6 OUT: Hall-Speech (→ Plena) · Hall-Sing (→ Dist amp B) · Hearing loop ·
Foyer · Toilets/amenities · spare.
Changeover weekend Sat 18 – Sun 19 July 2026
Task list
Saved to the shared team space — everyone with the link sees and edits the same list. Assign people, add or remove tasks and members.
6 Operating the system
The everyday cheat-sheet — four knobs, four buttons, and the tablet.
Four knobs (volume)
The tablet
Keep it open during a meeting. Use it to mute a problem row, check where a signal is coming from, make small tone tweaks, and balance individual rows. It can do the things the knobs can't reach. Muting is row-level — you can't isolate a single mic (rows are grouped).
Common situations
- A mic howling or stuck open? Mute that row on the tablet. (Mics are push-to-talk, so it's usually a stuck button or a child playing.)
- Amplifier trouble? Press Standby to switch to the backup amp.
- Reading mic playing up? Both reading mics are live — switch or blend to the other on the tablet. There's no physical switch any more.
- Singing: bring the Singing knob up for the singing, back down after.
- End of meeting: press Power to drop the amps; leave everything else on.
7 Still to confirm
Normal on-the-day checks — nothing that holds up the plan.
- Foyer, toilets & amenities speakers — confirm whether they share one amplifier or need two (on one amp they switch together; splitting lets the foyer switch on its own), by tracing the existing wiring.
- Back-row microphone cabling — check what's already run to the very back rows, and add cabling if needed.
- Tablet connection — settle the best way to connect the control tablet to the DSP.
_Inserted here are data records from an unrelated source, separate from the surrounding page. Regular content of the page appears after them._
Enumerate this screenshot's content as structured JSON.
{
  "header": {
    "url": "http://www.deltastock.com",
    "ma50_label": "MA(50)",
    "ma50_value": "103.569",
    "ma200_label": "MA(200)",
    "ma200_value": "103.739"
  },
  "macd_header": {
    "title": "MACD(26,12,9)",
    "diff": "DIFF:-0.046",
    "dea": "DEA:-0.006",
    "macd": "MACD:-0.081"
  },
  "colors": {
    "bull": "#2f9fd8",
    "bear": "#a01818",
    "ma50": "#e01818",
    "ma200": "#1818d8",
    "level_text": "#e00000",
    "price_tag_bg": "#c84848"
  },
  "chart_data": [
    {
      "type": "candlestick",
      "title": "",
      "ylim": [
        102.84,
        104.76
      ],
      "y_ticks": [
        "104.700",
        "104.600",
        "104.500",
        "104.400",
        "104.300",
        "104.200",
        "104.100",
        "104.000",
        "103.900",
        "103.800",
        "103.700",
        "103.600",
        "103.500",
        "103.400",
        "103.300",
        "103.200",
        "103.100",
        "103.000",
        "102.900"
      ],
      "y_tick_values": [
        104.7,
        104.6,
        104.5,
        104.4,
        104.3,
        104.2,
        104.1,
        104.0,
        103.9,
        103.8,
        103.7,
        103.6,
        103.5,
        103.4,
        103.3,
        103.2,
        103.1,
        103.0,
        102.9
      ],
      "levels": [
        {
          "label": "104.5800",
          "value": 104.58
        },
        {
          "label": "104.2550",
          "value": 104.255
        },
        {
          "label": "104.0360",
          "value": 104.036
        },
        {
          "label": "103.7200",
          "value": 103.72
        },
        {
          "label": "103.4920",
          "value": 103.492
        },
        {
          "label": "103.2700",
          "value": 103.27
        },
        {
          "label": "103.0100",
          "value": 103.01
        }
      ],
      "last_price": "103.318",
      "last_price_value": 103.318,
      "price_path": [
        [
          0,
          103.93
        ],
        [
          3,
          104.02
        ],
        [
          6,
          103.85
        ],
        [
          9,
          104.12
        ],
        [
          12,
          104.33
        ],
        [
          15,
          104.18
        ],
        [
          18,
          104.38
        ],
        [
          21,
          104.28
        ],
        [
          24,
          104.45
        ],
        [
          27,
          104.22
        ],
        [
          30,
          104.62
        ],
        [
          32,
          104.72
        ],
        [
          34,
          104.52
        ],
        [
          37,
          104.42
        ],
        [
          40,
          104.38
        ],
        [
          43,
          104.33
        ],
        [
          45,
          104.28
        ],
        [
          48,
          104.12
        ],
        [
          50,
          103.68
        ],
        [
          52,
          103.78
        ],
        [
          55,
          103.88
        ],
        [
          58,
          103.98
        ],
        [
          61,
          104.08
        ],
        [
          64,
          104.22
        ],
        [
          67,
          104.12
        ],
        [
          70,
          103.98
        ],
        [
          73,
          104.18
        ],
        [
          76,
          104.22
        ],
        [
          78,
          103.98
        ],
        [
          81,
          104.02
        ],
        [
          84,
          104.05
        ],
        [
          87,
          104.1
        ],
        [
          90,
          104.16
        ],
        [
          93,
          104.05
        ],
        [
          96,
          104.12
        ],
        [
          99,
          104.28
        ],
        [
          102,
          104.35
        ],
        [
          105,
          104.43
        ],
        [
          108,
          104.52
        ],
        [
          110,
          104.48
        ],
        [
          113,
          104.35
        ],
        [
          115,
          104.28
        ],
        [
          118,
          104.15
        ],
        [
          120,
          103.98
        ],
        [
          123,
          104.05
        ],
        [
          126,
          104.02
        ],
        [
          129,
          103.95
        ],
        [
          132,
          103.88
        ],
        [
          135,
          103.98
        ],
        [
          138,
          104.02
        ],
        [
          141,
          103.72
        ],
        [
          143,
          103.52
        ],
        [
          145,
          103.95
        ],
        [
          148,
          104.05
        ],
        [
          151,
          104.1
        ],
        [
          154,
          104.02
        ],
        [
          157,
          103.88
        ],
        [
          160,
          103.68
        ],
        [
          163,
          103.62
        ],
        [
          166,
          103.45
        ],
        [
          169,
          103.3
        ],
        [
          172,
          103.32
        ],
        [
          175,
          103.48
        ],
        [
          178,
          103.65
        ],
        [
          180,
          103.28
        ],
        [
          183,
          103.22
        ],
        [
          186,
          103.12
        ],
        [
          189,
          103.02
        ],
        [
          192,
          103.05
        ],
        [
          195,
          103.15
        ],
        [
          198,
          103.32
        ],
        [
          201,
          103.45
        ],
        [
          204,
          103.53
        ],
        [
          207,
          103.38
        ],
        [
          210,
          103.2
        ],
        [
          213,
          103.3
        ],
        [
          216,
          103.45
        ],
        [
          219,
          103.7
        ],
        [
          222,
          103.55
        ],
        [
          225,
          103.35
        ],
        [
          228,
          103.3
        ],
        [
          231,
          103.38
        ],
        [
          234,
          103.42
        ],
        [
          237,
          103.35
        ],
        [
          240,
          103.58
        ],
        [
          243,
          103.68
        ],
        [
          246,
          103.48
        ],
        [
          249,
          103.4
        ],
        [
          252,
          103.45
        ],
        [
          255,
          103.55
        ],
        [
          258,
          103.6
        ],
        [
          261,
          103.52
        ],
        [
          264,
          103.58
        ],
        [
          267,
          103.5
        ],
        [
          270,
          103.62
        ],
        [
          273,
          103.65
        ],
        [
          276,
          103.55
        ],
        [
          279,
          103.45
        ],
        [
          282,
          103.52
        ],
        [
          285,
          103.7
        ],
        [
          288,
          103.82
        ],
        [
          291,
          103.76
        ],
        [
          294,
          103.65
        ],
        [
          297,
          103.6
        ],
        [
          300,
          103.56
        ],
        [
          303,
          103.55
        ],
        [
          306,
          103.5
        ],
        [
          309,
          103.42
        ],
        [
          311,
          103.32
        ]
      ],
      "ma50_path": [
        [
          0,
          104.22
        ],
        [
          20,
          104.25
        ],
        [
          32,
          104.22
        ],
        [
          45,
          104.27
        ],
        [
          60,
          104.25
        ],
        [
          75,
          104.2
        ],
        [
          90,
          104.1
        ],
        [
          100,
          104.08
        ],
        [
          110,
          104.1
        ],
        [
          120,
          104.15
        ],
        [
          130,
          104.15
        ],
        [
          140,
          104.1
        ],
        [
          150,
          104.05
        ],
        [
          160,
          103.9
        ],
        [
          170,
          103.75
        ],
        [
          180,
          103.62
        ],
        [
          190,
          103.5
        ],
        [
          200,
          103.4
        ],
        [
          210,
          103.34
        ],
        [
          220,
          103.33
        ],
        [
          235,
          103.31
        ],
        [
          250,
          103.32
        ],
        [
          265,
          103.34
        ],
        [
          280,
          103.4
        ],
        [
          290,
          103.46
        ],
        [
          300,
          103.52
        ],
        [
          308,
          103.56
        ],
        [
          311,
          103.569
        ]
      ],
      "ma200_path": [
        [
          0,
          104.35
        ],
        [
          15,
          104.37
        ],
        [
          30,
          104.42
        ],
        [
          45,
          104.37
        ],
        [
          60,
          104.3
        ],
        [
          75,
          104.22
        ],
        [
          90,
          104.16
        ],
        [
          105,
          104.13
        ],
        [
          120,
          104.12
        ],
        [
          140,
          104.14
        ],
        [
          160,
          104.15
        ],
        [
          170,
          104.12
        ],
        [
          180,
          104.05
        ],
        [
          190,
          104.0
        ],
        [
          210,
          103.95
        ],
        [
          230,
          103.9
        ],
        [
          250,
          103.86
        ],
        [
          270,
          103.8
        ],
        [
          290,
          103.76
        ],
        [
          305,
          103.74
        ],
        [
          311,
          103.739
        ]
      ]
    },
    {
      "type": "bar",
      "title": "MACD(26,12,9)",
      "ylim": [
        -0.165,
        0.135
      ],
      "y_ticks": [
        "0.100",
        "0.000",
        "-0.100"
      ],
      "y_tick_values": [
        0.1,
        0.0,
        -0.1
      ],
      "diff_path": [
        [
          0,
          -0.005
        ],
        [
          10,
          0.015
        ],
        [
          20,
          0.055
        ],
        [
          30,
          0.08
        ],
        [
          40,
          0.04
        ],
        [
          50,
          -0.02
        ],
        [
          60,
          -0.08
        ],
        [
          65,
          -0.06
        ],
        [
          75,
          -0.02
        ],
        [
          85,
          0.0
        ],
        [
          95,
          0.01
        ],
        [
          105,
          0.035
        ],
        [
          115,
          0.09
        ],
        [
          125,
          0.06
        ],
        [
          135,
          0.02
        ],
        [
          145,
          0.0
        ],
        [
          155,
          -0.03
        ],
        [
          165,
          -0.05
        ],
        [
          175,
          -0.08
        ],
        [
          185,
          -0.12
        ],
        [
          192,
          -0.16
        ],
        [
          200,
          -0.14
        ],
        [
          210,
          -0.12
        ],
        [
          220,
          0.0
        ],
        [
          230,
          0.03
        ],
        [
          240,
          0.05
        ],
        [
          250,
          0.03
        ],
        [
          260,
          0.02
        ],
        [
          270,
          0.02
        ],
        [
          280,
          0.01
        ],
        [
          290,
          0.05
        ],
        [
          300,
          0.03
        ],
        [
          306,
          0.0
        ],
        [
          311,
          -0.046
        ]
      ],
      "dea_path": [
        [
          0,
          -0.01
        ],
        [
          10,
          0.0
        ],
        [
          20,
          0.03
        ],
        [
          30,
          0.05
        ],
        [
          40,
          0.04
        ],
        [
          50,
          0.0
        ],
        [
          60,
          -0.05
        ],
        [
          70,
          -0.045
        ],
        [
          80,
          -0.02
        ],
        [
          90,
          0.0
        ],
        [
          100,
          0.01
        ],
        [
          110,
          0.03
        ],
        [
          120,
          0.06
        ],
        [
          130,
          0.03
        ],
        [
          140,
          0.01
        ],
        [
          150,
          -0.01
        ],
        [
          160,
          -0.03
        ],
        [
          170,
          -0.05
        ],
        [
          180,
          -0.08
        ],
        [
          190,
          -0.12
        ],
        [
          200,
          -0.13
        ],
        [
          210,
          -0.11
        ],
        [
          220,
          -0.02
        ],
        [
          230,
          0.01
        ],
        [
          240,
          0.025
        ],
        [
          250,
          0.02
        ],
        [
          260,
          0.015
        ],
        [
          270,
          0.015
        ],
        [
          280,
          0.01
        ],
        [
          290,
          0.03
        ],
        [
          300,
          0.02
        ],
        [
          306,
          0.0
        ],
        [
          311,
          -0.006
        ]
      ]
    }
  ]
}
- Final microphone grouping — confirm how the back rows are grouped so everything fits neatly.
- Zoom "mix-minus" — verify remote callers don't hear themselves echoed back.
- Hall tone — re-tune the room once the equaliser moves into the DSP: match the current sound, or aim for a touch better.
- Grounding & cable shields — confirm the racks share a clean ground and the tie-line shields are grounded at one end only (no hum loops).